My phone keeps turning itself off and on, and in this dark room that is very distracting so I’ll keep this short.

This morning I am very sore. I’ve got blisters on my feet and my hips are very stiff. When I have strong urges to kill myself I go for walks. I normally pick a direction and keep walking until I don’t want to kill myself anymore. Yesterday I walked south for six hours before I finally sat down in a park exhausted. I couldn’t think of anything after that.

So after collapsing in the park for a while and walking back home the outing took up most of my day. Yesterday I was going to skip all my appointments, stop taking my meds, go back to work and pretend like these past two weeks never happened. Today I’m very sore, but I’m going to keep my appointments. I’ve taken the meds, but they aren’t doing anything at all. It’s probably still a week too early to change them, but I really want something to come out of my doctors appointment today.

I can’t keep doing this anymore. Everything I do to distract myself is getting less and less effective. Tomorrow I’m flying back to work and I’m a little concerned about how I’m going to cope. Firstly I need to report in to the EMO and let them know what medication I’m on – that sounds like fun. Secondly I need to rock up and explain to my workmates why I took a week off work when I wasn’t really ‘sick’. My doctors certificate is vague enough (constitutional illness, cause to be investigated), but I don’t know how to get around my workmates.

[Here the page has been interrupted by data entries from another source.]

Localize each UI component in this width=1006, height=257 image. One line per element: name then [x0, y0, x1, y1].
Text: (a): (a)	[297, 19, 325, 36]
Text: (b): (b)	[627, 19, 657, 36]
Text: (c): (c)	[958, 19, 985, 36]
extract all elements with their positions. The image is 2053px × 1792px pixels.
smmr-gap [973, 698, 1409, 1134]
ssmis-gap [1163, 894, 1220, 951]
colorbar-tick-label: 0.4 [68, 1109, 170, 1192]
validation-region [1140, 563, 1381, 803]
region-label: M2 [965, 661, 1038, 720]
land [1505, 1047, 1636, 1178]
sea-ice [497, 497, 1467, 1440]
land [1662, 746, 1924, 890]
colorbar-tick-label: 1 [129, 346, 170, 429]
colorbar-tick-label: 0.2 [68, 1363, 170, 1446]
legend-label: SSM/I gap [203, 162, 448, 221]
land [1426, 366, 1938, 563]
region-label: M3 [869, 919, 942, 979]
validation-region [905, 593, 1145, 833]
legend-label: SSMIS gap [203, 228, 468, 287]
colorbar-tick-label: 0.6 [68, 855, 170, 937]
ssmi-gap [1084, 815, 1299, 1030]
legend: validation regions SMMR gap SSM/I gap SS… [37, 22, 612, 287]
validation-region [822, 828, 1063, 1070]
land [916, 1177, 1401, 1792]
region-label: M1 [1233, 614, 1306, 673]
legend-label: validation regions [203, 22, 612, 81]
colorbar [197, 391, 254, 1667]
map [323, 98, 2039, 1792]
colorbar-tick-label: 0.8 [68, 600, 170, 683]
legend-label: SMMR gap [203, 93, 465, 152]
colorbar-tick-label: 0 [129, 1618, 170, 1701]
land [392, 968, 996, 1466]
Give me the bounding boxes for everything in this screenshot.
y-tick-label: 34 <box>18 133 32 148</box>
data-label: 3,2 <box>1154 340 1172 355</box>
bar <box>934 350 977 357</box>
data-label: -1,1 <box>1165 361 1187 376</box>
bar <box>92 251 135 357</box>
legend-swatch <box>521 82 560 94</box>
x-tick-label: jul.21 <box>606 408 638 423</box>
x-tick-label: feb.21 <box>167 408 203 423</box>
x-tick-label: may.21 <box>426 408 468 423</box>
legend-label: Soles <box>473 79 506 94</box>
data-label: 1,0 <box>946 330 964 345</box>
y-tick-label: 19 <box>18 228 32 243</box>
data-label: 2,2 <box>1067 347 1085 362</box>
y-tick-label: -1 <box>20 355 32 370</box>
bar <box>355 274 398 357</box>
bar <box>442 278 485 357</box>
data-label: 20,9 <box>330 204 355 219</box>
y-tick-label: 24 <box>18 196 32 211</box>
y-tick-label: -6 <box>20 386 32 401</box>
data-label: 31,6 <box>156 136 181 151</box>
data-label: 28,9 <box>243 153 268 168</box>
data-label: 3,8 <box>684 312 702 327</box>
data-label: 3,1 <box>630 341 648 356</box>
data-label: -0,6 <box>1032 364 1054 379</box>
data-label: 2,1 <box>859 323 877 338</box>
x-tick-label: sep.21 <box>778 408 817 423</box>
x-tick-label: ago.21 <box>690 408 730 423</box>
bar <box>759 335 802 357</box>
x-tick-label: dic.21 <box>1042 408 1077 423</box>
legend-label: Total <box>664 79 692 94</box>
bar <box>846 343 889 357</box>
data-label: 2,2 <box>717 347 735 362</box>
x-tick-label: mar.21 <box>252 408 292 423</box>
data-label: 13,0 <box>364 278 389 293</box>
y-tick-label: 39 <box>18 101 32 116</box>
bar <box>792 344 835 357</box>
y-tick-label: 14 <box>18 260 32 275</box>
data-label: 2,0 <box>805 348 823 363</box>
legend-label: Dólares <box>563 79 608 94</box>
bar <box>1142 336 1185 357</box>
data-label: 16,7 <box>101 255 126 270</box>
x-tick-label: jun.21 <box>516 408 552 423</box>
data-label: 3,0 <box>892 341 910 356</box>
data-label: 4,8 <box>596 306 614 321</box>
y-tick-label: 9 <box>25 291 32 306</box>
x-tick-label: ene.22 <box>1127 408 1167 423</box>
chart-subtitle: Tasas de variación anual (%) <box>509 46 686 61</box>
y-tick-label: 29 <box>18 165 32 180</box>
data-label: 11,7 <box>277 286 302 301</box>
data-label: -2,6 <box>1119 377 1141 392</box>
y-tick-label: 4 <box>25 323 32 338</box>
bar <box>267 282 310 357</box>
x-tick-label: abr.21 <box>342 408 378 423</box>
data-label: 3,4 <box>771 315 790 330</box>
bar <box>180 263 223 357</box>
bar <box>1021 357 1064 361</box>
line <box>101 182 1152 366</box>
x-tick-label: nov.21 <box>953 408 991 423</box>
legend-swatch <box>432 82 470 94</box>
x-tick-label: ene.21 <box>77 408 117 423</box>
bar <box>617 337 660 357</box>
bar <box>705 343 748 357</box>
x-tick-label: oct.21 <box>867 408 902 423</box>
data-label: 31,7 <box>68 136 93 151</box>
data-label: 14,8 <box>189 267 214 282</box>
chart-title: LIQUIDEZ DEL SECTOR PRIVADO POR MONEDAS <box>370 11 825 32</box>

I can’t lie to them outright, and despite it being personal information I know I’m going to cop a lot of shit over it.

The house phone has just rung. It’s probably my sister calling, wondering where I was yesterday. One of my housemates is still at home and she got out of bed to answer the call – she missed it. My sister will most likely try my mobile next, but that’s still switching itself off and on. It only ever connects to the network when you leave it open so it’s unlikely she’ll be able to contact me. But if she tries calling home again then my housemate is going to answer it for sure.

I’m desperate to connect to someone. My sister, my housemate. Anyone. But I only feel good when I push people away.